Le 22 septembre 1862, le président des États-Unis Abraham Lincoln a publié un message préliminaire annonçant qu’il ordonnerait l’émancipation de tous les esclaves dans tout État qui ne mettrait pas fin à sa rébellion contre l’Union d’ici le 1er janvier 1863. Aucun des États confédérés en lutte contre lui ne s’est conformé à cette demande, et l’ordre de Lincoln a été signé et est entré en vigueur le 1er janvier 1863.
La Proclamation d’Emancipation a suscité l’indignation des Sudistes blancs et de leurs soutien, qui y ont vu le début d’une guerre raciale. Elle a également contrarié certains démocrates du Nord, dynamisé les abolitionnistes et fragilisé les tentatives européennes d’intervenir en faveur de la Confédération. Cette déclaration a remonté le moral des Afro-Américains, qu’ils soient libres ou encore esclaves. Beaucoup d’entre eux ont profité de cette occasion pour tenter de fuir leurs maîtres et rejoindre les lignes de l’Union afin d’obtenir leur liberté, voire de rejoindre l’armée de l’Union contre l’armée confédérée.
Deux ans et demi après la proclamation d’émancipation présidentielle, des soldats de l’Union, notamment sous le commandement du Major Général Gordon Granger, ont débarqué à Galveston, au Texas, avec la nouvelle que la guerre était terminée et que les esclaves étaient désormais libres. La date de cet événement est celle du 19 juin 1865.
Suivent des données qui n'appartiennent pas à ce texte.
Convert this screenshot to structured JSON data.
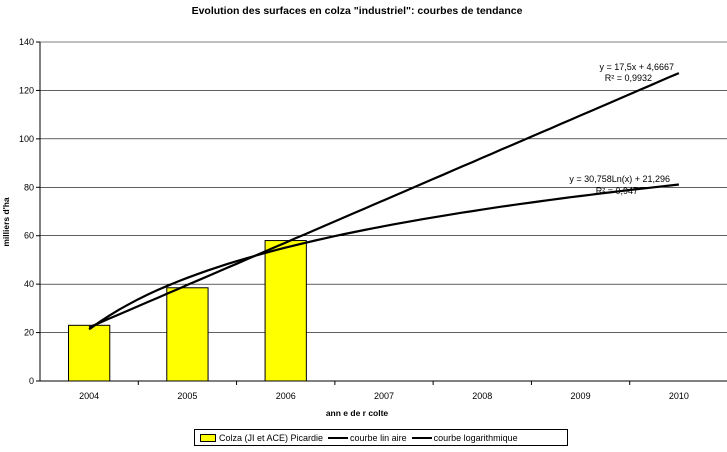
{
  "chart_data": {
    "type": "bar",
    "title": "Evolution des surfaces en colza \"industriel\": courbes de tendance",
    "xlabel": "ann  e de r colte",
    "ylabel": "milliers d'ha",
    "categories": [
      "2004",
      "2005",
      "2006",
      "2007",
      "2008",
      "2009",
      "2010"
    ],
    "ylim": [
      0,
      140
    ],
    "yticks": [
      0,
      20,
      40,
      60,
      80,
      100,
      120,
      140
    ],
    "grid": true,
    "legend_position": "bottom",
    "series": [
      {
        "name": "Colza (JI et ACE) Picardie",
        "type": "bar",
        "color": "#ffff00",
        "values": [
          23,
          38.5,
          58,
          null,
          null,
          null,
          null
        ]
      },
      {
        "name": "courbe lin  aire",
        "type": "line",
        "color": "#000000",
        "equation": "y = 17,5x + 4,6667",
        "r2": "R² = 0,9932",
        "formula": "linear",
        "a": 17.5,
        "b": 4.6667
      },
      {
        "name": "courbe logarithmique",
        "type": "line",
        "color": "#000000",
        "equation": "y = 30,758Ln(x) + 21,296",
        "r2": "R² = 0,947",
        "formula": "log",
        "a": 30.758,
        "b": 21.296
      }
    ]
  }
}
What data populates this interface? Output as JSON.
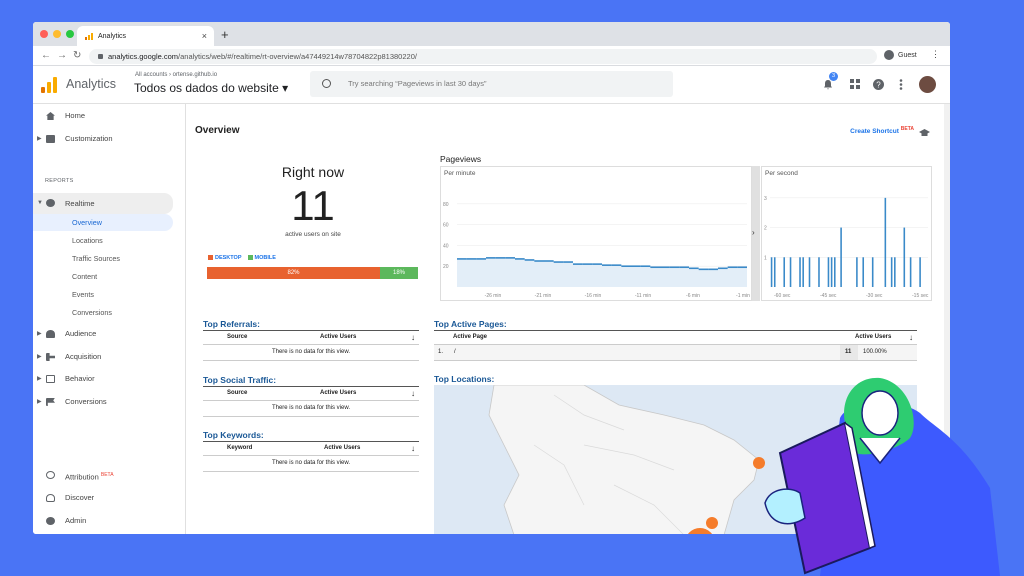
{
  "browser": {
    "tab_title": "Analytics",
    "close_glyph": "×",
    "new_tab_glyph": "+",
    "url_host": "analytics.google.com",
    "url_path": "/analytics/web/#/realtime/rt-overview/a47449214w78704822p81380220/",
    "profile_label": "Guest",
    "menu_glyph": "⋮",
    "back_glyph": "←",
    "forward_glyph": "→",
    "reload_glyph": "↻"
  },
  "header": {
    "brand": "Analytics",
    "breadcrumb": "All accounts › ortense.github.io",
    "property": "Todos os dados do website ▾",
    "search_placeholder": "Try searching “Pageviews in last 30 days”",
    "notification_count": "3",
    "icons": [
      "bell-icon",
      "apps-grid-icon",
      "help-icon",
      "more-vert-icon"
    ]
  },
  "sidebar": {
    "home": "Home",
    "customization": "Customization",
    "reports_label": "REPORTS",
    "realtime": "Realtime",
    "realtime_sub": [
      "Overview",
      "Locations",
      "Traffic Sources",
      "Content",
      "Events",
      "Conversions"
    ],
    "audience": "Audience",
    "acquisition": "Acquisition",
    "behavior": "Behavior",
    "conversions": "Conversions",
    "attribution": "Attribution",
    "beta": "BETA",
    "discover": "Discover",
    "admin": "Admin",
    "collapse_glyph": "‹"
  },
  "main": {
    "title": "Overview",
    "create_shortcut": "Create Shortcut",
    "beta": "BETA",
    "right_now": {
      "label": "Right now",
      "value": "11",
      "sublabel": "active users on site",
      "desktop_label": "DESKTOP",
      "mobile_label": "MOBILE",
      "desktop_pct": "82%",
      "mobile_pct": "18%",
      "desktop_color": "#e8622f",
      "mobile_color": "#5cb85c"
    },
    "pageviews": {
      "title": "Pageviews",
      "per_minute_label": "Per minute",
      "per_second_label": "Per second",
      "expand_glyph": "›"
    },
    "top_referrals": {
      "title": "Top Referrals:",
      "col1": "Source",
      "col2": "Active Users",
      "sort_glyph": "↓",
      "empty": "There is no data for this view."
    },
    "top_social": {
      "title": "Top Social Traffic:",
      "col1": "Source",
      "col2": "Active Users",
      "sort_glyph": "↓",
      "empty": "There is no data for this view."
    },
    "top_keywords": {
      "title": "Top Keywords:",
      "col1": "Keyword",
      "col2": "Active Users",
      "sort_glyph": "↓",
      "empty": "There is no data for this view."
    },
    "top_pages": {
      "title": "Top Active Pages:",
      "col1": "Active Page",
      "col2": "Active Users",
      "sort_glyph": "↓",
      "row_index": "1.",
      "row_page": "/",
      "row_users": "11",
      "row_pct": "100.00%"
    },
    "top_locations": {
      "title": "Top Locations:"
    }
  },
  "chart_data": [
    {
      "type": "area",
      "title": "Per minute",
      "x_ticks": [
        "-26 min",
        "-21 min",
        "-16 min",
        "-11 min",
        "-6 min",
        "-1 min"
      ],
      "y_ticks": [
        "80",
        "60",
        "40",
        "20"
      ],
      "ylim": [
        0,
        100
      ],
      "values": [
        27,
        27,
        27,
        28,
        28,
        28,
        27,
        26,
        25,
        25,
        24,
        24,
        22,
        22,
        22,
        21,
        21,
        20,
        20,
        20,
        19,
        19,
        19,
        19,
        18,
        17,
        17,
        18,
        19,
        19
      ]
    },
    {
      "type": "bar",
      "title": "Per second",
      "x_ticks": [
        "-60 sec",
        "-45 sec",
        "-30 sec",
        "-15 sec"
      ],
      "y_ticks": [
        "3",
        "2",
        "1"
      ],
      "ylim": [
        0,
        3.5
      ],
      "values": [
        1,
        1,
        0,
        0,
        1,
        0,
        1,
        0,
        0,
        1,
        1,
        0,
        1,
        0,
        0,
        1,
        0,
        0,
        1,
        1,
        1,
        0,
        2,
        0,
        0,
        0,
        0,
        1,
        0,
        1,
        0,
        0,
        1,
        0,
        0,
        0,
        3,
        0,
        1,
        1,
        0,
        0,
        2,
        0,
        1,
        0,
        0,
        1,
        0,
        0
      ]
    }
  ]
}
Pourquoi la nouvelle de la proclamation n’a-t-elle pas été communiquée plus tôt dans le Sud ? Plusieurs récits circulent à ce sujet. Certains disent qu’un messager envoyé pour transmettre le message de l’émancipation a été assassiné en route vers le Texas. D’autres affirment que les maîtres esclavagistes ont délibérément retenu l’information afin de conserver leur main-d’œuvre sur les plantations. Une autre version indique que les troupes fédérales ont attendu que les propriétaires d’esclaves puissent finir leur dernière récolte de coton avant de se rendre au Texas pour faire appliquer la proclamation.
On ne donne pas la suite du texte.